Car quand on y regarde de plus près, des automatismes comme le simple fait de prendre un petit déjeuner, nous ont en réalité été insufflés par des marques ou des industries dans le seul but de gonfler leur chiffre d’affaires. Cela pose également la question aux marketeux qui sont souvent passionnés par les mécanismes d’engagement et de conversion, mais ne s’intéressent pas toujours à leurs conséquences néfastes...
L’enjeu est donc de questionner la pertinence des anciens récits en ouvrant la porte à de nouveaux désirs. C’est ce travail de projection positive vers de nouveaux futurs possibles, sobres et joyeux, qui nous permettra d’avancer dans la bonne direction et de créer de nouvelles utopies !
Les marques sont aussi de puissantes contributrices des nouveaux à travers le storytelling positif. Des récits qui ne sont pas forcément spectaculaires, mais qui sont néanmoins porteurs d’espoir.
C’est le cas de PocheCo, une petite entreprise industrielle qui fabrique des enveloppes en papier. Depuis plusieurs années, elle œuvre à adapter un modèle complètement régénératif. Cela passe par utiliser des appareils industriels propres, mais aussi faciliter le covoiturage pour ses employés, devenir le premier refuge pour oiseaux de sa région et débétonner tout son site. Bref – un modèle de vertu !

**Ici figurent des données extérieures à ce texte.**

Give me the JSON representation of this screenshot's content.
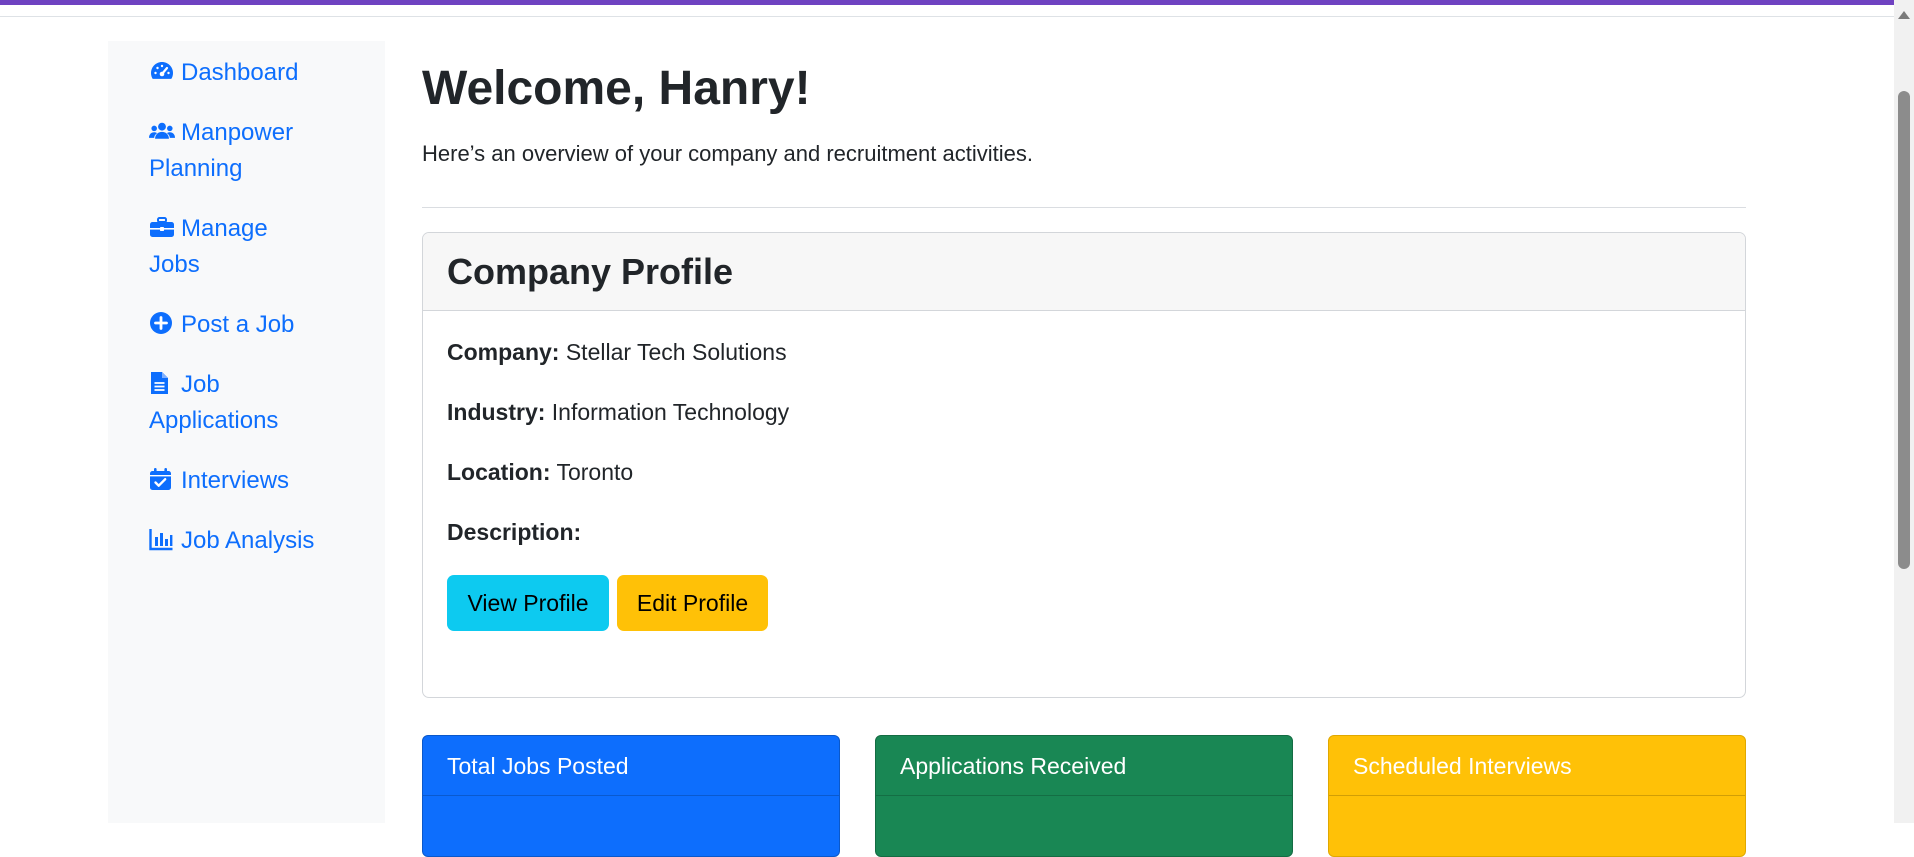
{
  "sidebar": {
    "items": [
      {
        "icon": "gauge-icon",
        "label_lines": [
          "Dashboard"
        ]
      },
      {
        "icon": "users-icon",
        "label_lines": [
          "Manpower",
          "Planning"
        ]
      },
      {
        "icon": "briefcase-icon",
        "label_lines": [
          "Manage",
          "Jobs"
        ]
      },
      {
        "icon": "plus-circle-icon",
        "label_lines": [
          "Post a Job"
        ]
      },
      {
        "icon": "file-icon",
        "label_lines": [
          "Job",
          "Applications"
        ]
      },
      {
        "icon": "calendar-check-icon",
        "label_lines": [
          "Interviews"
        ]
      },
      {
        "icon": "chart-bar-icon",
        "label_lines": [
          "Job Analysis"
        ]
      }
    ]
  },
  "main": {
    "welcome": "Welcome, Hanry!",
    "subtitle": "Here’s an overview of your company and recruitment activities."
  },
  "company_profile": {
    "title": "Company Profile",
    "company_label": "Company:",
    "company_value": "Stellar Tech Solutions",
    "industry_label": "Industry:",
    "industry_value": "Information Technology",
    "location_label": "Location:",
    "location_value": "Toronto",
    "description_label": "Description:",
    "description_value": "",
    "view_button": "View Profile",
    "edit_button": "Edit Profile"
  },
  "stats": [
    {
      "label": "Total Jobs Posted",
      "color": "#0d6efd"
    },
    {
      "label": "Applications Received",
      "color": "#198754"
    },
    {
      "label": "Scheduled Interviews",
      "color": "#ffc107"
    }
  ],
  "colors": {
    "accent": "#0d6efd",
    "top_bar": "#6f42c1",
    "info": "#0dcaf0",
    "warning": "#ffc107"
  }
}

L’enjeu est donc selon Côme de porter, mais aussi de s’inspirer de ces nouvelles formes de récits. Ces derniers peuvent être moins spectaculaires, mais profondément humains, engagés et empreints d’un storytelling authentique. Un entraînement aussi bien collectif qu’individuel de notre imaginaire et de ce que l’on juge extraordinaire, inspirant, fascinant…
Les nouveaux récits portent moins sur le changement de nos pratiques qu’une nouvelle façon de faire. C’est le cas de la marque Mustela qui, plutôt que de rendre ses lingettes pour bébé plus respectueuses de l’environnement a décidé purement et simplement de ne plus en produire. Cette capacité à renoncer pour respecter les délais (très serrés) de la transition écologique doit aussi faire partie des nouveaux récits.

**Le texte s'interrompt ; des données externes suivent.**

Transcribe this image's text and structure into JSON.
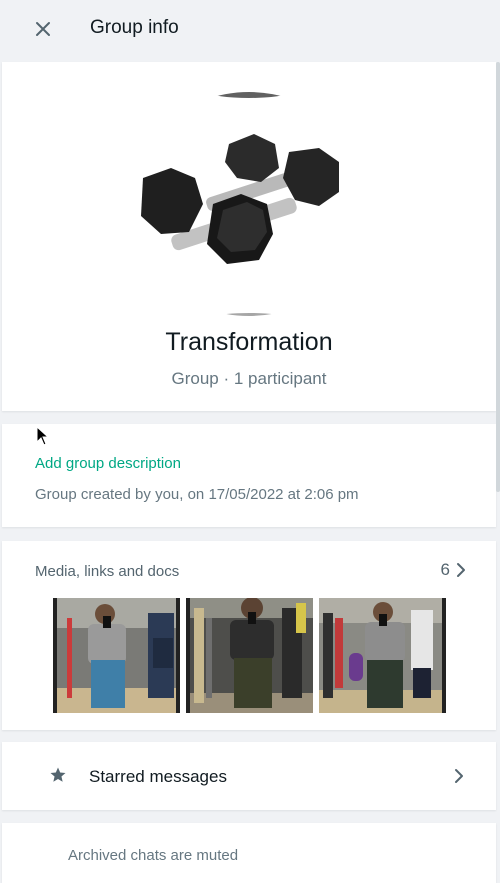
{
  "header": {
    "title": "Group info",
    "close_icon": "close-icon"
  },
  "profile": {
    "name": "Transformation",
    "subtitle": "Group · 1 participant",
    "avatar": "dumbbells-photo"
  },
  "description": {
    "add_label": "Add group description",
    "created_text": "Group created by you, on 17/05/2022 at 2:06 pm"
  },
  "media": {
    "title": "Media, links and docs",
    "count": "6",
    "thumbnails": [
      "gym-mirror-selfie-1",
      "gym-mirror-selfie-2",
      "gym-mirror-selfie-3"
    ]
  },
  "starred": {
    "label": "Starred messages",
    "icon": "star-icon"
  },
  "archived": {
    "text": "Archived chats are muted"
  },
  "colors": {
    "accent": "#00a884",
    "background": "#f0f2f5",
    "card": "#ffffff",
    "primary_text": "#111b21",
    "secondary_text": "#667781",
    "icon": "#54656f"
  }
}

Point important souligné par Côme : ces récits sont beaucoup moins portés par des individus que par des communautés, qu’il s’agisse de marques, d’associations ou de groupes de citoyens et consommateurs. Ils s’inscrivent donc dans une évolution plus large qui tend à sortir de l’individualisme pour aller vers plus de collectif.
Ce levier est certainement l’un des plus déroutants pour les entreprises, qui sont forcées, bon gré mal gré, à se décentrer. On voit aussi des concurrents œuvrer ensemble dans une démarche de marketing coopératif pour passer d’un mode de distribution individuel au vrac, dans les pharmacies par exemple.
Frédéric Laloux incarne lui aussi ce changement de paradigme lorsqu’il donne des conseils à ses concurrents. Idem pour Lamazuna, une marque de cosmétique solide et bio qui a décidé de faire émerger ses propres concurrents via l’open source. Une stratégie qui lui permet de conserver une taille humaine, plus en phase avec l’impératif écologique, tout en diffusant son message au plus grand nombre.